The first definition is given by a decree in December 1961 which fixes the regime for maritime wrecks. The decree was repealed but the definition remains the same: any boat in a state of non-buoyancy, abandoned by its crew who no longer ensures its maintenance, any sunken waste, etc. is considered as wreck.

If a vessel is stranded or semi-submerged but can be released and float again, it is not considered a wreck. If it can no longer float, it is submersible, so it is a wreck.

• What is an abandoned ship?

The notion of abandonment is defined by the transport code. Article L5141-2 thus stipulates: "Abandonment by the owner, the shipowner or the operator results from the absence of crew on board or the inexistence of guard and maneuver measures".

In other words, any boat left unattended, always in the same place and without maintenance is considered abandoned.

If there is a crew on board but the crew is incompetent or too small to maneuver, "the absence of maneuver measures" is recognized. Likewise if the engine is not running.

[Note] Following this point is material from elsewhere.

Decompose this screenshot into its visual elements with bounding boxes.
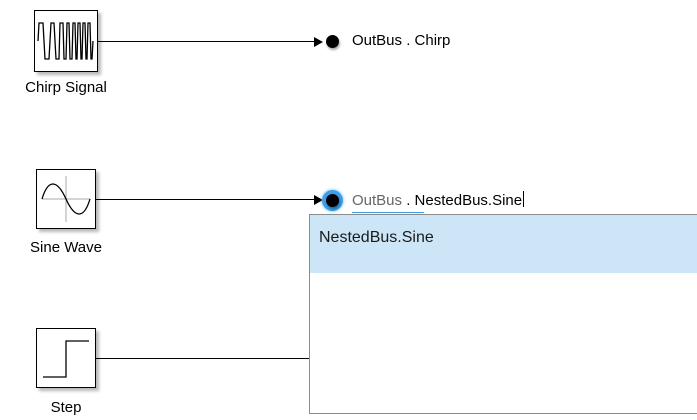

"In the case of a ship at anchor, the state of abandonment may result from the absence of regular maintenance or the absence of reaction following a disaster (flight, cyclone)", specifies the Ministry of Transport. in a technical note in December 2018.

• Who should check the abandonment of a ship?

It must be done by a sworn agent, namely a judicial police officer, an agent carrying out control missions in the field of maritime affairs, port officers and deputy port officers, ship safety inspectors maritime affairs. In the technical note from the Ministry of Transport, it is emphasized that "if possible" the sworn officer must not "depend on an authority which has a direct interest in the forfeiture of property or the removal of the ship".

• Who notices the presence of a wreck?

According to the decree of December 28, 2016, "anyone who discovers a wreck is required, as far as possible, to put it in safety, in particular by placing it out of reach of the sea" unless the maneuver represents a danger. The person must also "within forty-eight hours of discovery the declaration to the prefect or his representative".

It is also specified that "the wrecks are placed under the protection and the safeguard of the prefect who takes all useful measures for the rescue and takes care of the conservation of the rescued objects", rescue if the boat can be saved.

The discovery of a wreck of which the owner is unknown is the subject, by the prefect, of an advertisement in the form of posters or of insertion in the press. The owner then has a period of three months, from the date of publication or notification of the discovery or rescue of the wreck, to claim his property and, if the rescue could not be done, to declare that he intends to do so. Knowing that if the wreck represents a danger, the owner has the obligation to proceed with the recovery, removal, destruction or any other operation in order to remove the dangerous nature of this wreck.

(continuation and end in our Monday edition).